"This cheque-book," said Hewitt to Inspector Plummer and myself, "was in the drawer below that in which we discovered the Admiralty code. The Eastern Consolidated is the bank, as you see—Upper Holloway branch. Now we must follow this at once, before waiting to search any further. There may be something more important as a clue, or there may not, but at any rate, while we are looking for it we are losing time. This may bring us to him at once."
"You mean that he may have some address in Holloway," suggested Plummer, "and we may get it from the bank?"
"There's that possibility, and another," Hewitt answered. "He has had to bolt without warning or preparation, with nothing but the clothes he ran in—probably very little money. Money he will want at once, and he would rather not wait till the morning to get it; if he can get it at once it will mean thirteen or fourteen hours' start at least. More, he will know very well that this place will be searched, that this cheque-book will be discovered soon enough, and that consequently the bank will be watched. This is what he will do—what he is doing now, very likely. He will knock up the resident manager of that bank and try to get a cheque cashed to-night. I don't think that can be done; in which case he will probably try to make some arrangement to have money sent him.
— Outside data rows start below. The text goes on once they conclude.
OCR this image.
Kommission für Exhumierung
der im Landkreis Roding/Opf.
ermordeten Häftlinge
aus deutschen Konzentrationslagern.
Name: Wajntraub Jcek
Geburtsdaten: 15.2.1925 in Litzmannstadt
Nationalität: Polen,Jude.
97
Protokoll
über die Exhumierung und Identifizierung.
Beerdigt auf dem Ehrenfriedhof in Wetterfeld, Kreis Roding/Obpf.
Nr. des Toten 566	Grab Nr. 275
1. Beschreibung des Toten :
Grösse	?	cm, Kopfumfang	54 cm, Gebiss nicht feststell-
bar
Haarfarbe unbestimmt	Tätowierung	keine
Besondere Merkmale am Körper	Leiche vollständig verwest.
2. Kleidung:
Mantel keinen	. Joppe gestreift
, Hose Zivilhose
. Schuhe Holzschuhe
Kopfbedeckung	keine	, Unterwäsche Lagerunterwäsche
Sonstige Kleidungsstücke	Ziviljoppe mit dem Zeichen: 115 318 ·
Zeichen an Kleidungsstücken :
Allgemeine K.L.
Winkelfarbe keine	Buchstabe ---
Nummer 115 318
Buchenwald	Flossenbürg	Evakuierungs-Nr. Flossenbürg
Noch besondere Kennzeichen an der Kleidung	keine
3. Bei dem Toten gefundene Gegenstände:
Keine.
Either way, we must be at the Upper Holloway branch of the Eastern Consolidated Bank as soon as a hansom can get us there."
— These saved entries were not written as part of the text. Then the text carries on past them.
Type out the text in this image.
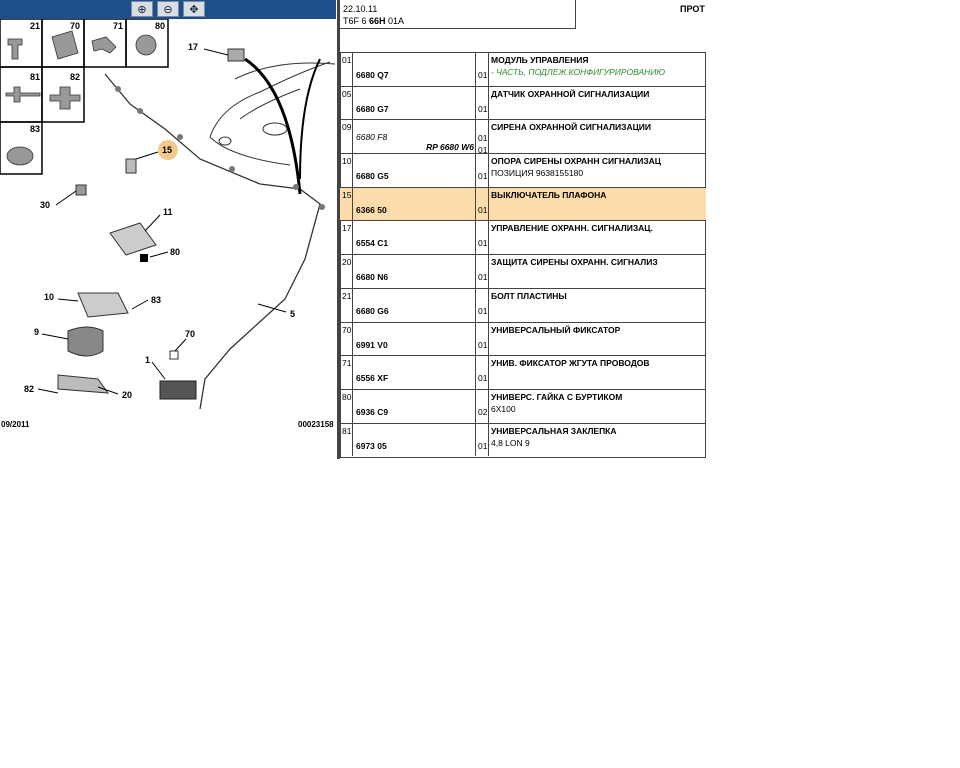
⊕ ⊖ ✥
21	70	71	80
81	82
83
17
15
30
11
80
10	83
9	70
1
82
20
5
09/2011	00023158
22.10.11
T6F 6 66H 01A
ПРОТ
01
6680 Q7	01
МОДУЛЬ УПРАВЛЕНИЯ
- ЧАСТЬ, ПОДЛЕЖ.КОНФИГУРИРОВАНИЮ
05
6680 G7	01
ДАТЧИК ОХРАННОЙ СИГНАЛИЗАЦИИ
09
6680 F8
RP 6680 W6
01
01
СИРЕНА ОХРАННОЙ СИГНАЛИЗАЦИИ
10
6680 G5	01
ОПОРА СИРЕНЫ ОХРАНН СИГНАЛИЗАЦ
ПОЗИЦИЯ 9638155180
15
6366 50	01
ВЫКЛЮЧАТЕЛЬ ПЛАФОНА
17
6554 C1	01
УПРАВЛЕНИЕ ОХРАНН. СИГНАЛИЗАЦ.
20
6680 N6	01
ЗАЩИТА СИРЕНЫ ОХРАНН. СИГНАЛИЗ
21
6680 G6	01
БОЛТ ПЛАСТИНЫ
70
6991 V0	01
УНИВЕРСАЛЬНЫЙ ФИКСАТОР
71
6556 XF	01
УНИВ. ФИКСАТОР ЖГУТА ПРОВОДОВ
80
6936 C9	02
УНИВЕРС. ГАЙКА С БУРТИКОМ
6X100
81
6973 05	01
УНИВЕРСАЛЬНАЯ ЗАКЛЕПКА
4,8 LON 9
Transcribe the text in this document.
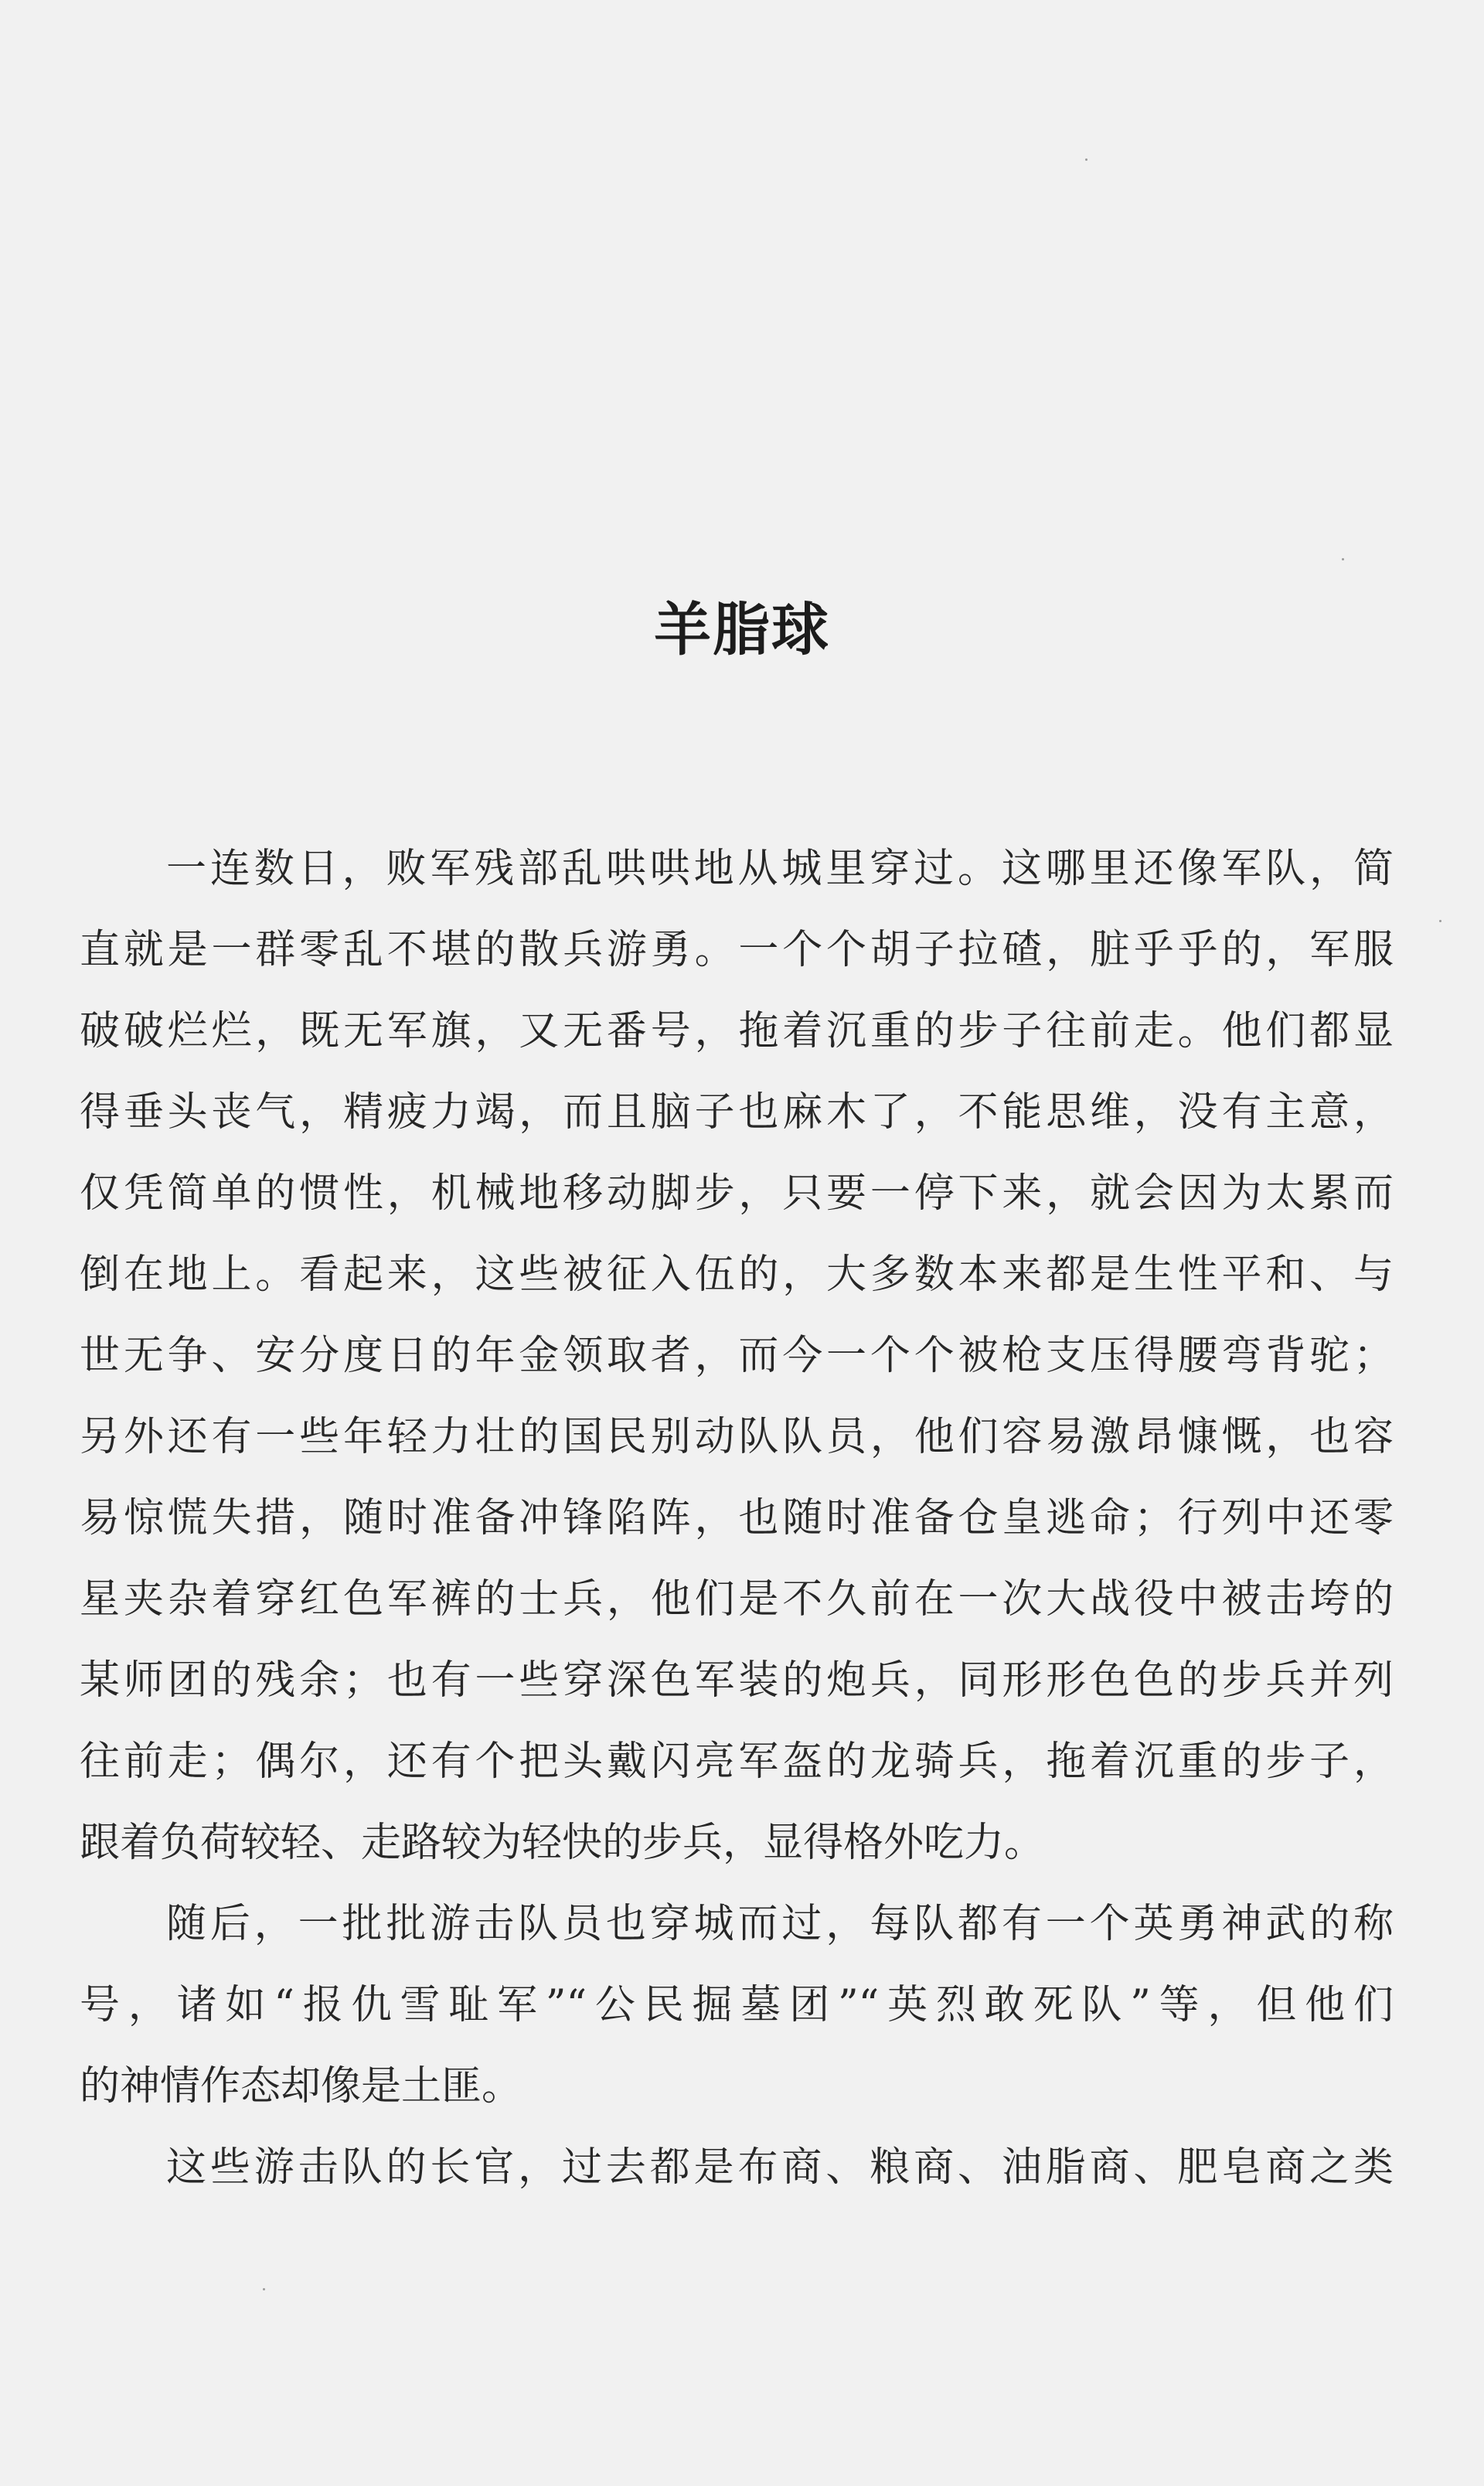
羊脂球
一连数日，败军残部乱哄哄地从城里穿过。这哪里还像军队，简
直就是一群零乱不堪的散兵游勇。一个个胡子拉碴，脏乎乎的，军服
破破烂烂，既无军旗，又无番号，拖着沉重的步子往前走。他们都显
得垂头丧气，精疲力竭，而且脑子也麻木了，不能思维，没有主意，
仅凭简单的惯性，机械地移动脚步，只要一停下来，就会因为太累而
倒在地上。看起来，这些被征入伍的，大多数本来都是生性平和、与
世无争、安分度日的年金领取者，而今一个个被枪支压得腰弯背驼；
另外还有一些年轻力壮的国民别动队队员，他们容易激昂慷慨，也容
易惊慌失措，随时准备冲锋陷阵，也随时准备仓皇逃命；行列中还零
星夹杂着穿红色军裤的士兵，他们是不久前在一次大战役中被击垮的
某师团的残余；也有一些穿深色军装的炮兵，同形形色色的步兵并列
往前走；偶尔，还有个把头戴闪亮军盔的龙骑兵，拖着沉重的步子，
跟着负荷较轻、走路较为轻快的步兵，显得格外吃力。
随后，一批批游击队员也穿城而过，每队都有一个英勇神武的称
号，诸如“报仇雪耻军”“公民掘墓团”“英烈敢死队”等，但他们
的神情作态却像是土匪。
这些游击队的长官，过去都是布商、粮商、油脂商、肥皂商之类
Thus it was settled, and Hewitt and Plummer went off at once, leaving Plummer's men, with the City police, in charge of the raided premises; leaving some of them also to make inquiries in the neighbourhood. Mr. Victor Peytral had shown himself anxious to accompany Hewitt and Plummer, but had been dissuaded by Hewitt. I guessed that Hewitt feared that some hasty indiscretion on the part of this terribly wronged man might endanger his plans. Peytral, however, seemed tractable enough, and left immediately after them; he had business, he said, which he expected would occupy him for a day or two, and when it was completed he would see us again.
As for myself I only remained long enough to ascertain that the police could find no trace of the direction of Mayes's flight in the immediate neighbourhood. They had little to aid them. He had gone without a hat, and his dress was in some degree disordered by his struggle with me; but the latter defect he might easily have remedied in the courts as he ran, and they could gather no tidings of a hatless man. So I took my way to my office, my wrist growing stiffer and more painful as I went, so that I was not sorry to arrange for another member of the staff to take my duty for the night, and to get to bed a few hours earlier than usual, after the day's fatigue and excitement.
II
Going to bed uncommonly soon I woke correspondingly early in the morning; but I was no earlier than Hewitt, who was at my door, in fact, ere my breakfast was well begun.
"Well," I asked eagerly, almost before my friend had entered, "have you got him at last?"
"Not yet," Hewitt answered. "But he did exactly as I had expected. Plummer and I knocked up the bank manager, who lives over the premises at the Upper Holloway branch. He was a very decent fellow—rather young for the post—but he was naturally a bit surprised, possibly irritated, at being bothered by one and another after office hours. I showed him the cheque-book, and asked him if it belonged to any customer of his.